These originally appeared in a twin issue of The Tactile Mind Weekly in Trudy’s ON HAND column.
A lot of things annoy me (which probably comes as no surprise to some of you), but there’s one thing that really, really annoys me. Because of my published writings, people sometimes recognize my name when we’re introduced. It never fails–they will say one of two sentences: “Wow, you sign beautiful ASL!” or “Wow, you are really Deaf–I thought you were oral! How come you write such good English?”
Apparently, if you’re Deaf, use ASL and don’t speak, and you can write well–it’s a miracle!
Why is it such a big deal? What’s with the low expectations? Is it because of that overrated belief that deaf people generally read at a third-grade level? That people who grew up with ASL as their first language can’t read or write English? I don’t understand why people are still so hesitant to believe that bilingualism works. I can rattle off the names of about 100 deaf people who grew up with ASL as their first language and have incredible English skills.
And in case you were thinking I always had good English skills–not true. I have a piece of napkin from when I was 6, where I scribbled to my hearing grandmother, “AUNT KATE ATE FINISH WRITE ME LATER” (Aunt Kate had finished eating and would talk with me later). There’s plenty more where that came from. Just pay my parents a visit; they’ll be all too happy to demonstrate my childhood memorabilia.
It wasn’t until the fourth grade when all the English rules made sense to me, which is a typical point in any child’s life, I think. I credit my deaf parents’ constant communication with me in ASL and my love of reading for my language development. I didn’t take any private training; I wasn’t put in any special courses; I didn’t have teachers who signed well. But I had family (both deaf and hearing) who communicated with me and made sure I understood both ASL and English.
I’m Deaf. No, I don’t speak. Yes, ASL is my first language. Yes, I can read and write English.
Get over it.
*****
Sometimes it’s easy to move on, putting memories of terrible events behind us.
This Sunday–September 28–will mark three years since Plunkett was murdered. Plunkett, of course, was the Gallaudet freshman from Minnesota beaten to death by classmate Joseph Mesa. Mesa went on to stab to death Benjamin Varner, a freshman from Texas, that following February.
I don’t think anybody could have prepared for the sense of panic and fear that spread among the deaf community at the time.

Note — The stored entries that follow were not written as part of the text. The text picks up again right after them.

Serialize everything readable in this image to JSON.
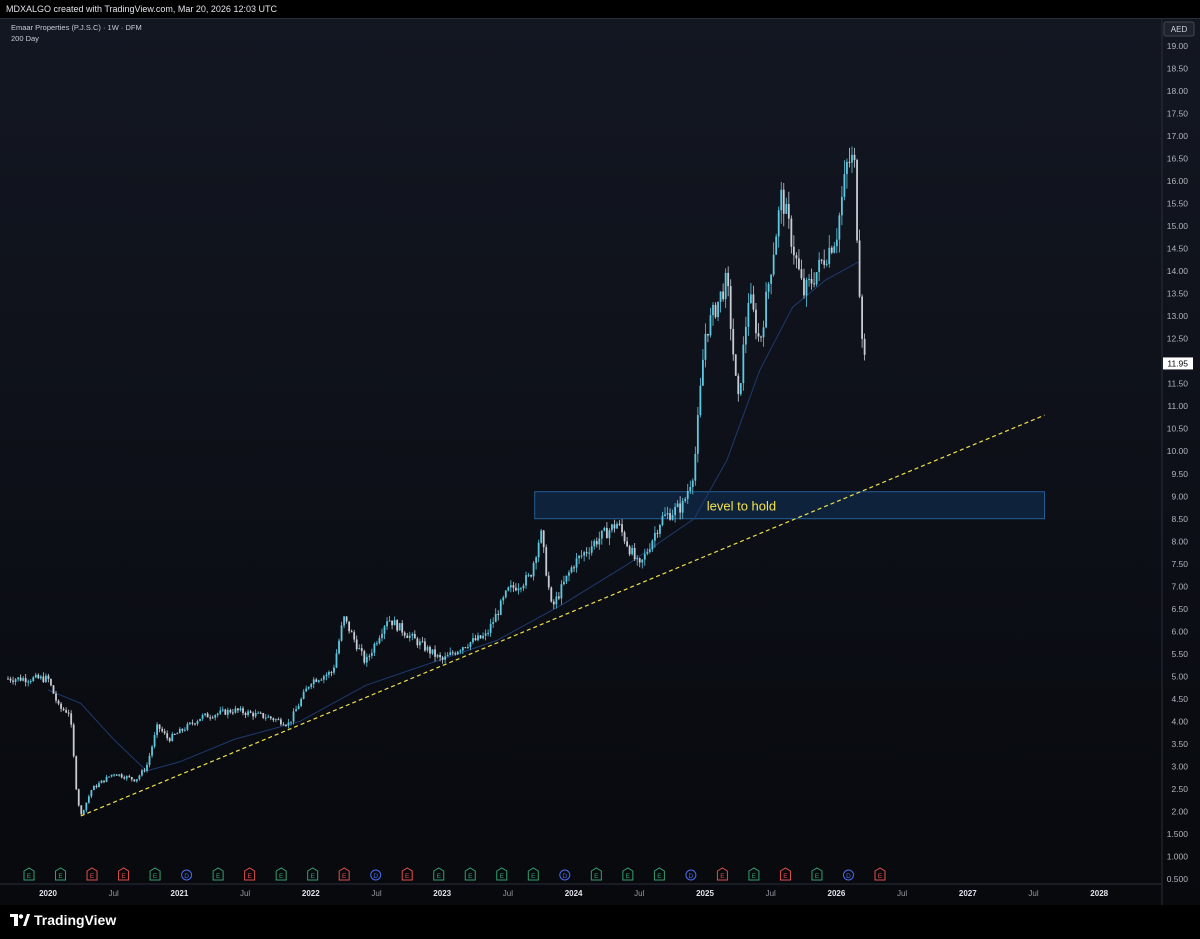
{
  "header": {
    "credit": "MDXALGO created with TradingView.com, Mar 20, 2026 12:03 UTC"
  },
  "legend": {
    "symbol_line": "Emaar Properties (P.J.S.C) · 1W · DFM",
    "indicator": "200 Day"
  },
  "currency": "AED",
  "last_price": "11.95",
  "annotation": "level to hold",
  "brand": "TradingView",
  "colors": {
    "bull": "#5ec8e0",
    "bear": "#c8ccd4",
    "ma": "#1e3a6e",
    "trendline": "#f0e04a",
    "zone_fill": "#0f2a48",
    "zone_border": "#2a6fb0"
  },
  "chart_data": {
    "type": "line",
    "title": "Emaar Properties (P.J.S.C) · 1W · DFM",
    "y_axis": {
      "scale": "log",
      "ticks": [
        "19.00",
        "18.50",
        "18.00",
        "17.50",
        "17.00",
        "16.50",
        "16.00",
        "15.50",
        "15.00",
        "14.50",
        "14.00",
        "13.50",
        "13.00",
        "12.50",
        "12.00",
        "11.50",
        "11.00",
        "10.50",
        "10.00",
        "9.50",
        "9.00",
        "8.50",
        "8.00",
        "7.50",
        "7.00",
        "6.50",
        "6.00",
        "5.50",
        "5.00",
        "4.50",
        "4.00",
        "3.50",
        "3.00",
        "2.50",
        "2.00",
        "1.500",
        "1.000",
        "0.500"
      ]
    },
    "x_axis": {
      "ticks": [
        {
          "label": "2020",
          "bold": true
        },
        {
          "label": "Jul",
          "bold": false
        },
        {
          "label": "2021",
          "bold": true
        },
        {
          "label": "Jul",
          "bold": false
        },
        {
          "label": "2022",
          "bold": true
        },
        {
          "label": "Jul",
          "bold": false
        },
        {
          "label": "2023",
          "bold": true
        },
        {
          "label": "Jul",
          "bold": false
        },
        {
          "label": "2024",
          "bold": true
        },
        {
          "label": "Jul",
          "bold": false
        },
        {
          "label": "2025",
          "bold": true
        },
        {
          "label": "Jul",
          "bold": false
        },
        {
          "label": "2026",
          "bold": true
        },
        {
          "label": "Jul",
          "bold": false
        },
        {
          "label": "2027",
          "bold": true
        },
        {
          "label": "Jul",
          "bold": false
        },
        {
          "label": "2028",
          "bold": true
        }
      ]
    },
    "series": [
      {
        "name": "Emaar Properties (P.J.S.C)",
        "points": [
          [
            "2020-01",
            4.95
          ],
          [
            "2020-02",
            4.3
          ],
          [
            "2020-03",
            4.2
          ],
          [
            "2020-03-20",
            2.4
          ],
          [
            "2020-04",
            1.9
          ],
          [
            "2020-05",
            2.5
          ],
          [
            "2020-07",
            2.85
          ],
          [
            "2020-09",
            2.7
          ],
          [
            "2020-10",
            3.0
          ],
          [
            "2020-11",
            3.9
          ],
          [
            "2020-12",
            3.6
          ],
          [
            "2021-03",
            4.1
          ],
          [
            "2021-06",
            4.25
          ],
          [
            "2021-09",
            4.1
          ],
          [
            "2021-11",
            3.95
          ],
          [
            "2022-01",
            4.9
          ],
          [
            "2022-03",
            5.1
          ],
          [
            "2022-04",
            6.3
          ],
          [
            "2022-06",
            5.3
          ],
          [
            "2022-08",
            6.3
          ],
          [
            "2022-10",
            5.9
          ],
          [
            "2023-01",
            5.35
          ],
          [
            "2023-03",
            5.7
          ],
          [
            "2023-05",
            5.9
          ],
          [
            "2023-07",
            6.9
          ],
          [
            "2023-09",
            7.2
          ],
          [
            "2023-10",
            8.2
          ],
          [
            "2023-11",
            6.5
          ],
          [
            "2024-01",
            7.5
          ],
          [
            "2024-03",
            8.0
          ],
          [
            "2024-05",
            8.4
          ],
          [
            "2024-07",
            7.4
          ],
          [
            "2024-09",
            8.5
          ],
          [
            "2024-11",
            8.8
          ],
          [
            "2024-12",
            9.6
          ],
          [
            "2025-01",
            12.6
          ],
          [
            "2025-03",
            13.8
          ],
          [
            "2025-04",
            11.0
          ],
          [
            "2025-05",
            13.5
          ],
          [
            "2025-06",
            12.4
          ],
          [
            "2025-08",
            15.7
          ],
          [
            "2025-10",
            13.5
          ],
          [
            "2025-11",
            13.9
          ],
          [
            "2026-01",
            14.8
          ],
          [
            "2026-02",
            16.4
          ],
          [
            "2026-02-20",
            16.5
          ],
          [
            "2026-03-01",
            14.2
          ],
          [
            "2026-03-10",
            12.8
          ],
          [
            "2026-03-20",
            11.95
          ]
        ]
      },
      {
        "name": "200 Day",
        "points": [
          [
            "2020-01",
            4.7
          ],
          [
            "2020-04",
            4.4
          ],
          [
            "2020-07",
            3.6
          ],
          [
            "2020-10",
            2.9
          ],
          [
            "2021-01",
            3.1
          ],
          [
            "2021-06",
            3.6
          ],
          [
            "2021-12",
            4.0
          ],
          [
            "2022-06",
            4.8
          ],
          [
            "2022-12",
            5.3
          ],
          [
            "2023-06",
            5.8
          ],
          [
            "2023-12",
            6.6
          ],
          [
            "2024-06",
            7.5
          ],
          [
            "2024-12",
            8.5
          ],
          [
            "2025-03",
            9.8
          ],
          [
            "2025-06",
            11.8
          ],
          [
            "2025-09",
            13.2
          ],
          [
            "2025-12",
            13.8
          ],
          [
            "2026-03",
            14.2
          ]
        ]
      }
    ],
    "trendline": {
      "from": [
        "2020-04",
        1.9
      ],
      "to": [
        "2027-08",
        10.8
      ]
    },
    "zone": {
      "label": "level to hold",
      "y_low": 8.5,
      "y_high": 9.1,
      "x_from": "2023-10",
      "x_to": "2027-08"
    },
    "event_markers": [
      "E",
      "E",
      "E",
      "E",
      "E",
      "D",
      "E",
      "E",
      "E",
      "E",
      "E",
      "D",
      "E",
      "E",
      "E",
      "E",
      "E",
      "D",
      "E",
      "E",
      "E",
      "D",
      "E",
      "E",
      "E",
      "E",
      "D",
      "E"
    ],
    "legend_placement": "top-left",
    "grid": false
  }
}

I can’t even fathom the feelings I would have had. When I was at Gallaudet between 1991 and 1995, we had plenty of tragedies, but none as grisly or calculated as the murders. Never would I have imagined that a fellow student could’ve murdered me–especially in a freshman dorm, of all places.
The sense of invincibility among people was probably heightened at Gallaudet before the murders, the so-called Mecca for deaf people pursuing higher education. How in the world could there be anyone with murderous instincts on campus? After all, Mesa listed on his freshman website that his favorite book was TUESDAYS WITH MORRIE. Murder was unthinkable at Gallaudet; everyone knew murder only happened outside of the fences surrounding the campus.
As I think about the three-year mark, I can’t help but wonder if people are gradually forgetting about Mesa’s killings. There has been almost no media coverage about Mesa since he was convicted and sentenced to life in prison. The freshman dorms at Gallaudet have been renamed, and may be renovated or razed. Plunkett and Varner are not household names in the Deaf community so much anymore.
Yet how could we ever forget the tragedies of September 28, 2000 and February 3, 2001?
We should move on, but we must not forget Eric Plunkett or Benjamin Varner.